An improving market?

The market is efficient. The market will decide. It isn’t surprising, I suppose, that the current government is a great fan of market forces. The mantra seems to be – in more or less any sphere – leave it to the market.

We can argue that the financial markets spectacularly failed in 2008, and that we’ve been living with the consequences ever since, but that doesn’t seem to count against them. Certain institutions were simply deemed too big to fail and everyone carried on as though nothing had happened. Perhaps that should be the wealthy carried on as though nothing had happened. Recent figures show that since the “crash” of 2008 the divide between rich and poor has just kept on getting wider. The mass of statistics available to show that the markets can only be deemed efficient if efficient means the weakest go to the wall is staggering, yet that doesn’t stop even education being subject to market economics.

The latest facet of the educational landscape to fall into the clutches of current economic theory is school improvement.

Under the previous administration, there was a simple, if not popular, top down model that aimed to raise achievement by setting an agenda (Every Child Matters), providing resources and training to suit whatever aspect of the agenda was deemed to be most pressing, and employing an army of consultants to spread the word and monitor the effect. A vast array of materials was produced to steer and support the process of school improvement. Not all of it was remarkable, by any means, but some of it changed practice for the better. There was a relentless and entirely novel focus on teaching and learning, and a demand that potential be recognised and realised in all. The main measure was moving in the direction of progress, not thresholds (not “what grades did you get?” but “how much progress have you made?”)

All that has gone. There is still a moral imperative for schools to improve, of course, but the means of improvement are seen as something of a vacuum, which the market must swiftly move into and fill. The new thinking effectively says that it doesn’t matter who provides or brings about improvement, because the market will determine what is good and what is not, and the less good will wane and die because it will not be bought by cash-strapped schools who will of course spend wisely because of the need to ensure value for money.
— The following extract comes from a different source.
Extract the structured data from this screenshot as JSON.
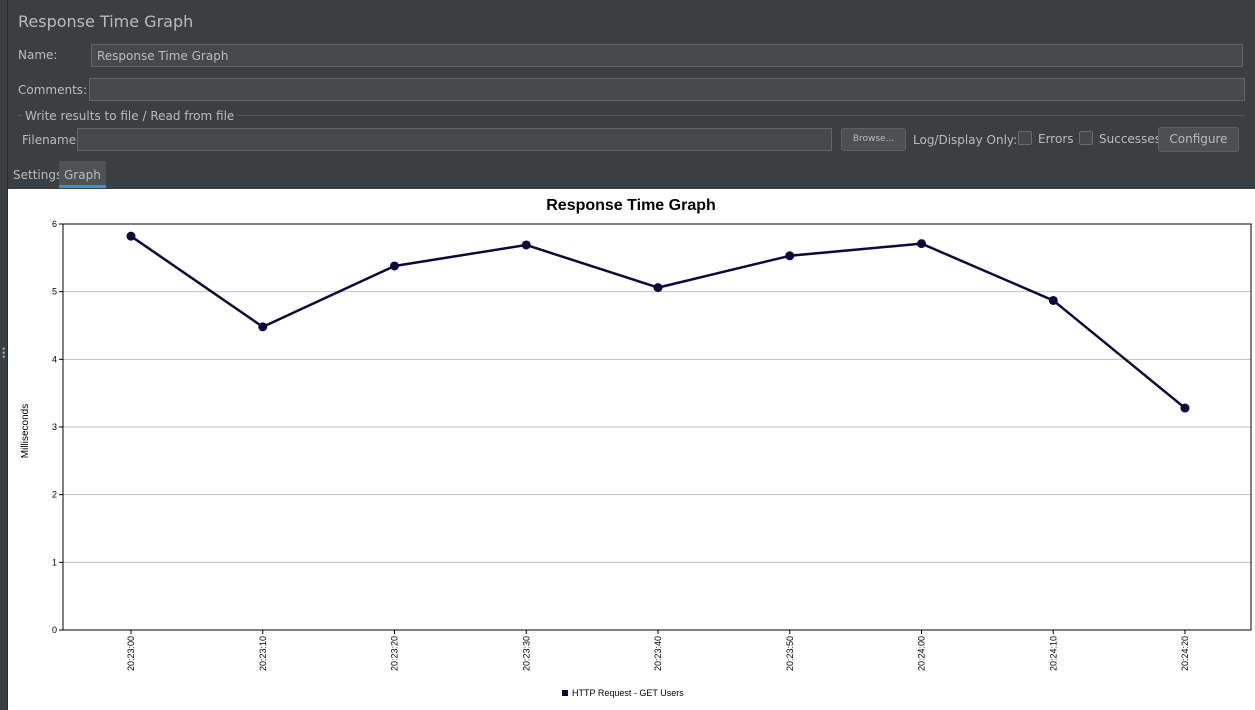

Three examples are given by the Department for Education of how improvement may be brought about. First there is the school to school model. Currently, there is a drive to put in place “teaching schools”. It could fairly be argued that teaching is what all schools do, but this use of the name is in the same bracket as teaching hospitals, where world class expertise is made available to others in order to secure higher standards for all. These teaching schools will form alliances with lesser establishments and will nurture them towards excellence. There’s money in it, of course. Up ’til now, schools in the same locality have been competitive, striving to attract numbers and foster a reputation for excellence that will raise house prices in their catchment areas. The idea of giving away your best teachers and resources and ideas was anathema, but now you can be paid to do it in the form of a considerably bigger budget share for your school.

The second example is academies. Apparently, by joining forces and throwing off the constraints of the local authority and the national curriculum, academies will bring about a “levelling up” of the playing field.

And finally, there are the private and/or local authority outfits that will offer improvement services to schools (much the same services that they used to get for free), although now they will need to operate purely on a traded services model, offering packages, cut price deals and premium training to entice schools to part with the tiny part of their budgets that can be spared for staff development.

In all of these examples, of course, the market will decide who prospers and who goes bust.

And if standards don’t rise? Well, it can’t be the fault of the market, can it? As we know, the market is efficient.